Keith Fergus
Keith Fergus

For those well-acquainted with Scotland the celebrated Road to the Isles is a name that instills a sense of travel or adventure.

For anyone who has not taken this exceptional 43 mile (69km) excursion, along the A830 between Fort William and Mallaig, what are you waiting for? It is one that will live long in the memory, with breathtaking views around almost every corner and several incredible feats of engineering along the way.

As you leave Fort William towards Corpach you are treated to a stunning view of Ben Nevis; from this angle you really get a sense of its height and scale. Corpach’s somewhat mournful Gaelic translation is Corpse Place as it was where funeral processions between Fort William and Annat used to rest.

Glenfinnan Monument and Loch Shiel

The Caledonian Canal begins (or ends) its journey at Corpach and nearby is Banavie, home to the magnificent Neptune’s Staircase. The staircase was named after the Roman god of the sea by the men who built the eight locks between 1803-22. It raises the Caledonian Canal by 19 metres over its 457-metre length. At first 12 men were employed to open and close the locks but since the 1960s, after mechanisation, this has reduced to only two.

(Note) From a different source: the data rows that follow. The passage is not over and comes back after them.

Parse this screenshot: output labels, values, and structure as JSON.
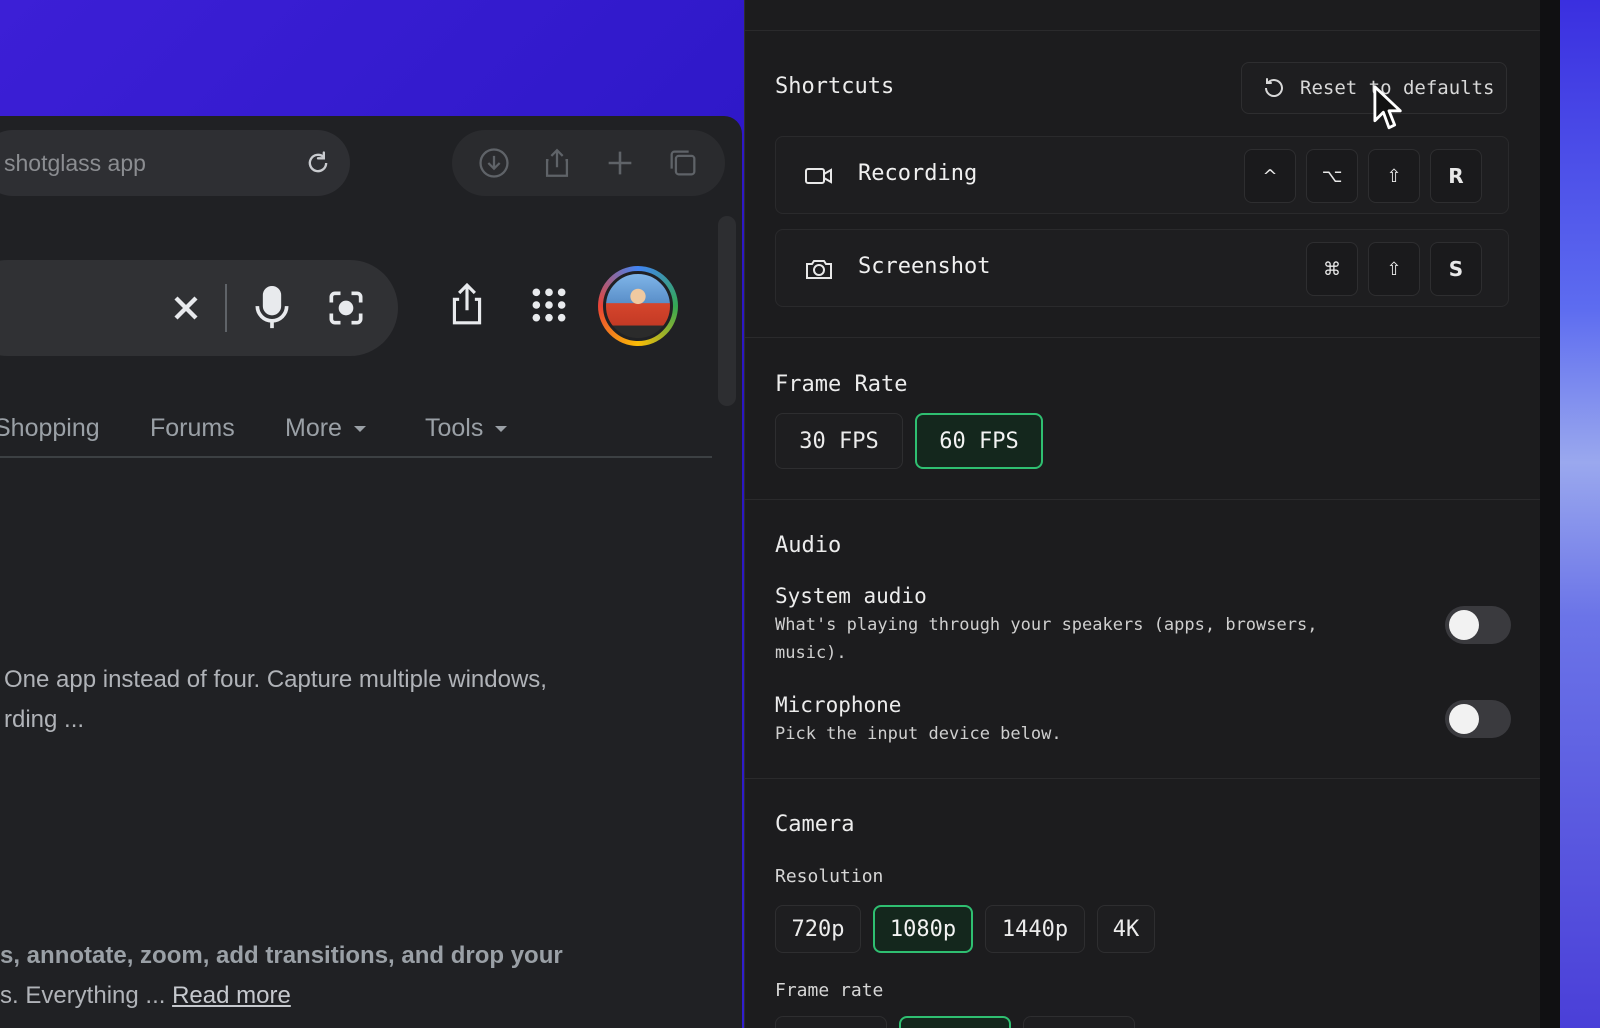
{
  "browser": {
    "address_text": "shotglass app",
    "tabs": [
      {
        "label": "Shopping"
      },
      {
        "label": "Forums"
      },
      {
        "label": "More"
      },
      {
        "label": "Tools"
      }
    ],
    "snippet1": {
      "line1": "One app instead of four. Capture multiple windows,",
      "line2": "rding ..."
    },
    "snippet2": {
      "line1": "s, annotate, zoom, add transitions, and drop your",
      "line2": "s. Everything ...",
      "read_more": "Read more"
    }
  },
  "settings": {
    "shortcuts": {
      "title": "Shortcuts",
      "reset_label": "Reset to defaults",
      "items": [
        {
          "label": "Recording",
          "icon": "video-camera-icon",
          "keys": [
            "^",
            "⌥",
            "⇧",
            "R"
          ]
        },
        {
          "label": "Screenshot",
          "icon": "camera-icon",
          "keys": [
            "⌘",
            "⇧",
            "S"
          ]
        }
      ]
    },
    "frame_rate": {
      "title": "Frame Rate",
      "options": [
        "30 FPS",
        "60 FPS"
      ],
      "selected": "60 FPS"
    },
    "audio": {
      "title": "Audio",
      "system_audio": {
        "label": "System audio",
        "description": "What's playing through your speakers (apps, browsers, music).",
        "enabled": false
      },
      "microphone": {
        "label": "Microphone",
        "description": "Pick the input device below.",
        "enabled": false
      }
    },
    "camera": {
      "title": "Camera",
      "resolution_label": "Resolution",
      "resolutions": [
        "720p",
        "1080p",
        "1440p",
        "4K"
      ],
      "selected_resolution": "1080p",
      "frame_rate_label": "Frame rate"
    }
  },
  "colors": {
    "accent_green": "#2fbf71",
    "panel_bg": "#1c1c1e",
    "desktop_bg": "#2a16c4"
  }
}
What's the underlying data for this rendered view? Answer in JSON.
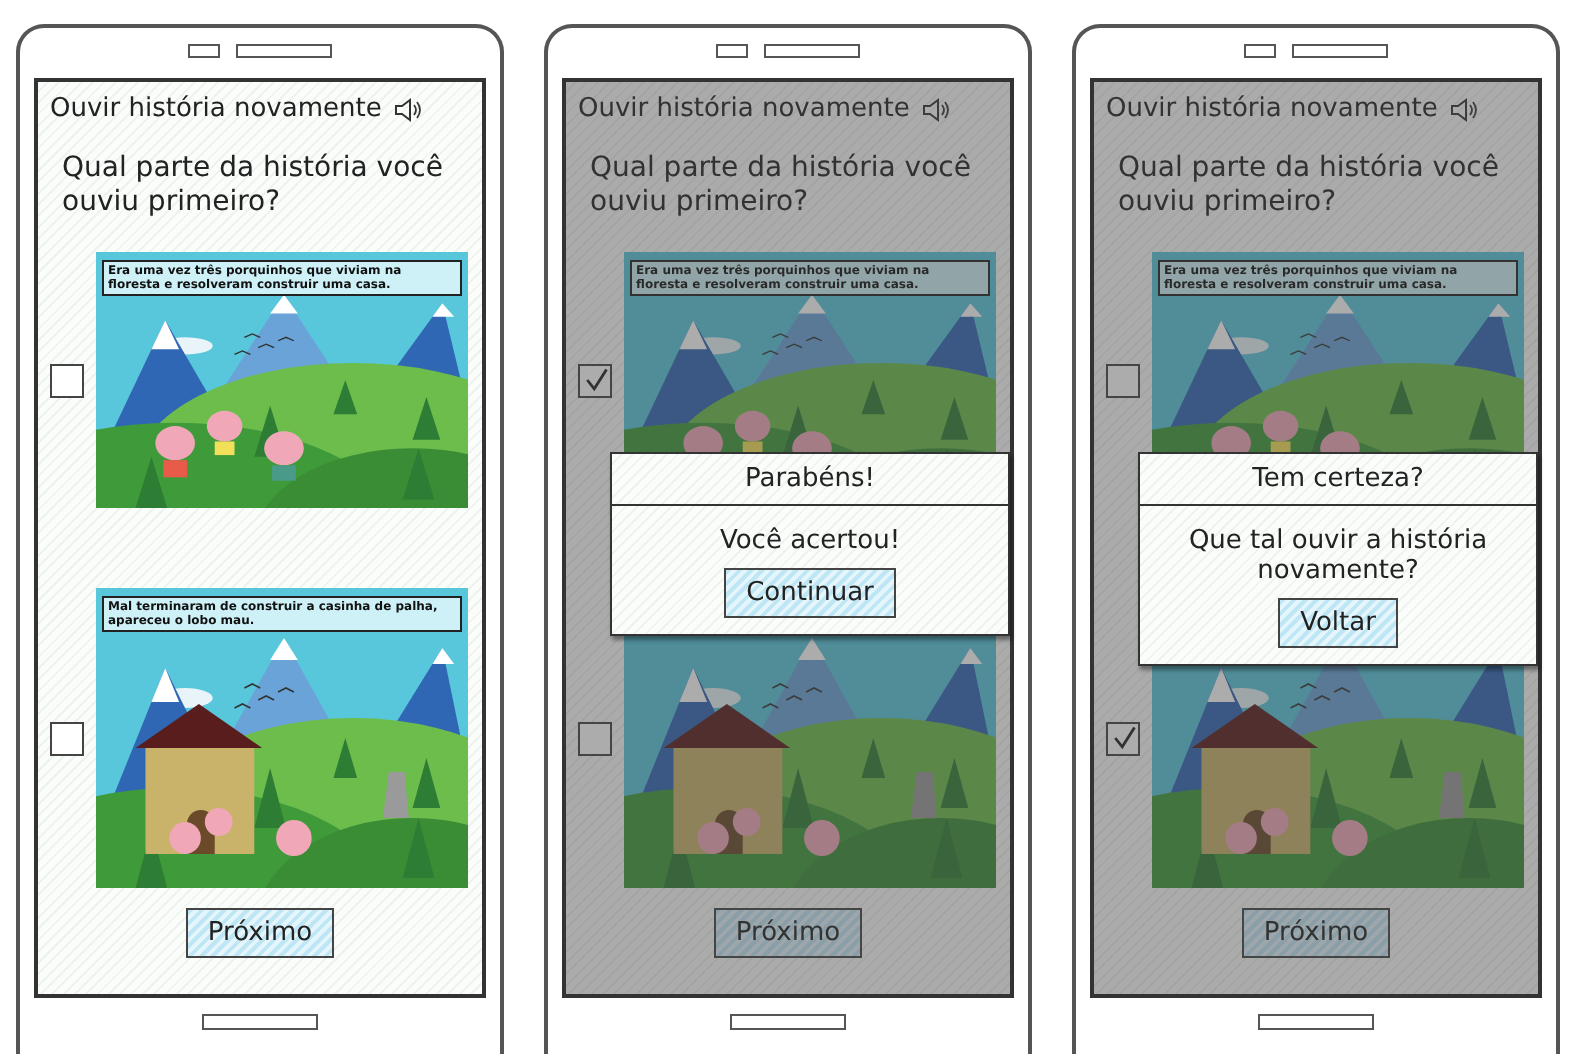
{
  "screens": [
    {
      "title": "Ouvir história novamente",
      "question": "Qual parte da história você ouviu primeiro?",
      "options": [
        {
          "kind": "pigs",
          "caption": "Era uma vez três porquinhos que viviam na floresta e resolveram construir uma casa.",
          "checked": false
        },
        {
          "kind": "house",
          "caption": "Mal terminaram de construir a casinha de palha, apareceu o lobo mau.",
          "checked": false
        }
      ],
      "next_button": "Próximo"
    },
    {
      "title": "Ouvir história novamente",
      "question": "Qual parte da história você ouviu primeiro?",
      "options": [
        {
          "kind": "pigs",
          "caption": "Era uma vez três porquinhos que viviam na floresta e resolveram construir uma casa.",
          "checked": true
        },
        {
          "kind": "house",
          "checked": false
        }
      ],
      "next_button": "Próximo",
      "dialog": {
        "title": "Parabéns!",
        "message": "Você acertou!",
        "button": "Continuar"
      }
    },
    {
      "title": "Ouvir história novamente",
      "question": "Qual parte da história você ouviu primeiro?",
      "options": [
        {
          "kind": "pigs",
          "caption": "Era uma vez três porquinhos que viviam na floresta e resolveram construir uma casa.",
          "checked": false
        },
        {
          "kind": "house",
          "checked": true
        }
      ],
      "next_button": "Próximo",
      "dialog": {
        "title": "Tem certeza?",
        "message": "Que tal ouvir a história novamente?",
        "button": "Voltar"
      }
    }
  ]
}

Beyond Corpach, Loch Linnhe opens out into gorgeous Loch Eil, which is framed by a plethora of the West Highland’s craggiest peaks. It is then on to Glenfinnan, where stands two incredible structures. The first is the the magnificent 21-arch Glenfinnan Viaduct. It was completed in 1901 as part of the extension of the West Highland Railway from Fort William to Mallaig, known as the Iron Road to the Isles before being popularised in the 2001 movie, Harry Potter and the Philosopher’s Stone.

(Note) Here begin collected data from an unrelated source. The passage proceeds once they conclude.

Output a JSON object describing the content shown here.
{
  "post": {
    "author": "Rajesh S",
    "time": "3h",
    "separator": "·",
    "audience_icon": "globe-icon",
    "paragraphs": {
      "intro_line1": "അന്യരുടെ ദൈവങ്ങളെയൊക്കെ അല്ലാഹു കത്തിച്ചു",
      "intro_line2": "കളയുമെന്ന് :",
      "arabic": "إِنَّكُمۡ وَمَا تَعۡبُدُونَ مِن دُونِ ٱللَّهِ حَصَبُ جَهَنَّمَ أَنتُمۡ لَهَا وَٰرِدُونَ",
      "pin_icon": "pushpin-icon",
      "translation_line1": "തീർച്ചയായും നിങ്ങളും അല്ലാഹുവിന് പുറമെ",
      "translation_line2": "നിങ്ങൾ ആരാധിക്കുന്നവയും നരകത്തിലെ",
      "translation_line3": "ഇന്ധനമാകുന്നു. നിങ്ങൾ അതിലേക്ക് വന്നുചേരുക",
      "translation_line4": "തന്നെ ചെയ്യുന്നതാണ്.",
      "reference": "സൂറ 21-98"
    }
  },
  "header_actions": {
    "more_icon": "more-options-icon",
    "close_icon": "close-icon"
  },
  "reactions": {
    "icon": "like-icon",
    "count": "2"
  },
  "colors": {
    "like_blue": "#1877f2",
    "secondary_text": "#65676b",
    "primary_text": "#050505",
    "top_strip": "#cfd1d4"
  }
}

As you leave Fort William towards Corpach you are treated to a stunning view of Ben Nevis.

Nearby, on the shores of Loch Shiel, rises the Glenfinnan Monument, which was erected in 1815. It was here that Charles Edward Stuart – better known as Bonnie Prince Charlie – raised the Royal Standard to begin the 1745 Jacobite Uprising. Another spot heavily linked with Charles Edward Stuart, but not so well-known, sits just off the Road to the Isles at Fassfern. Translating from Gaelic as Stance of the Alder Trees, Fassfern is reputedly where Stuart picked a white rose for his bonnet after raising the standard at Glenfinnan. The rose consequently became known as the White Cockade and an emblem for the Jacobite cause.

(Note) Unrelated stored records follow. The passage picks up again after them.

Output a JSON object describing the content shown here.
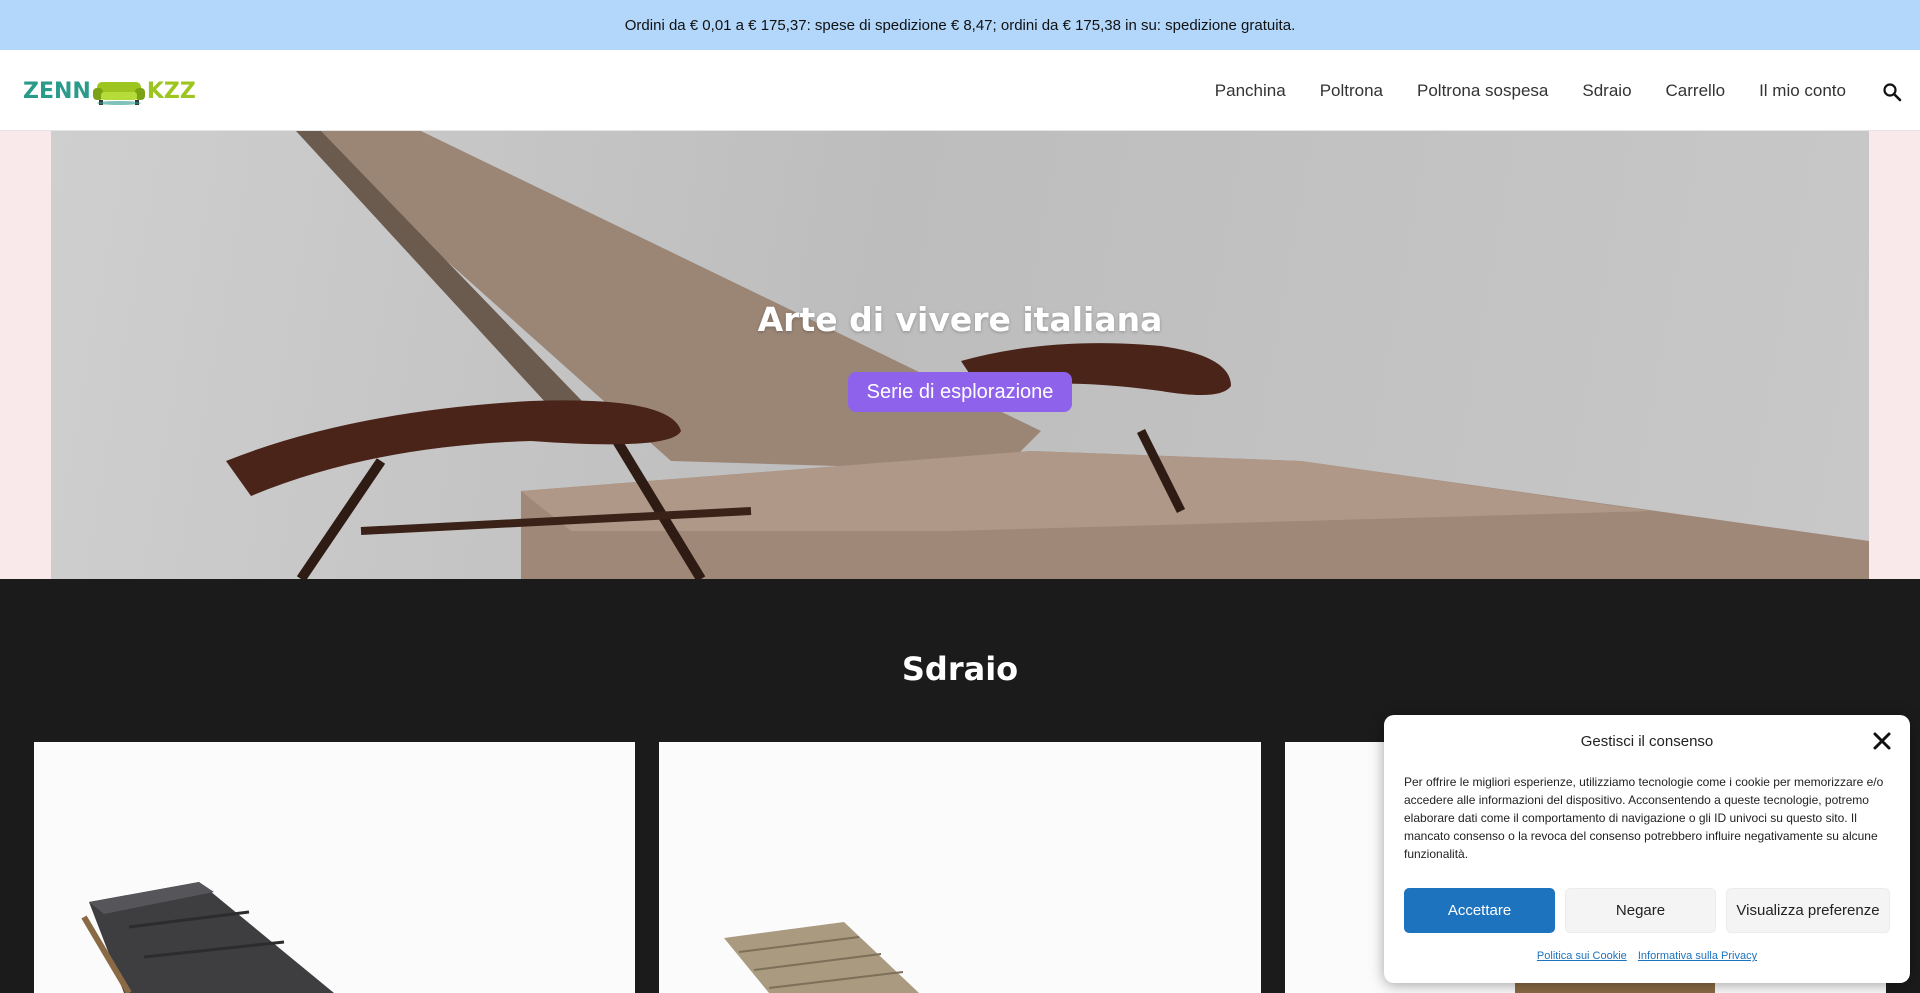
{
  "announcement": "Ordini da € 0,01 a € 175,37: spese di spedizione € 8,47; ordini da € 175,38 in su: spedizione gratuita.",
  "logo": {
    "left": "ZENN",
    "right": "KZZ"
  },
  "nav": {
    "items": [
      "Panchina",
      "Poltrona",
      "Poltrona sospesa",
      "Sdraio",
      "Carrello",
      "Il mio conto"
    ],
    "search_icon": "search-icon"
  },
  "hero": {
    "title": "Arte di vivere italiana",
    "button": "Serie di esplorazione"
  },
  "section": {
    "title": "Sdraio"
  },
  "consent": {
    "title": "Gestisci il consenso",
    "body": "Per offrire le migliori esperienze, utilizziamo tecnologie come i cookie per memorizzare e/o accedere alle informazioni del dispositivo. Acconsentendo a queste tecnologie, potremo elaborare dati come il comportamento di navigazione o gli ID univoci su questo sito. Il mancato consenso o la revoca del consenso potrebbero influire negativamente su alcune funzionalità.",
    "accept": "Accettare",
    "deny": "Negare",
    "preferences": "Visualizza preferenze",
    "cookie_policy": "Politica sui Cookie",
    "privacy": "Informativa sulla Privacy"
  },
  "colors": {
    "topbar": "#b2d7fb",
    "accent_button": "#8f62ec",
    "consent_accept": "#1e73be",
    "section_bg": "#1b1b1b"
  }
}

The exceptional scenery continues as the journey heads to Arisaig, where a shimmering necklace of beaches and incredible views of the Small Isles awaits. In the early 19th century Arisaig was home to a thriving community with both fishing and crofting key to the village’s economy. However, like much of the Scottish Highlands, Arisaig was shattered by the Highland Clearances and is thought that over 1000 Arisaig crofters were compelled to leave their homes and lands – landowners felt that sheep were more economically viable than people. Many of the crofters left for Nova Scotia.

The final few miles pass Loch Morar – Britain’s deepest freshwater loch – and the breathtaking Silver Sands of Morar to reach Mallaig. Not surprisingly fishing has been the cornerstone of Mallaig’s development since 1841 when Lord Lovat parcelled up the farmstead of Mallaigvaig into a series of plots to attract people to settle here with fishing being the main profession. With the arrival of the railway in 1901, and the steamers sailing for Skye and the Hebrides, Mallaig subsequently became a popular visitor destination. This is still the case and it is the perfect spot to finish our trip, with a delicious fish supper and views to Knoydart, Skye, Canna, Muck, Eigg and Rum.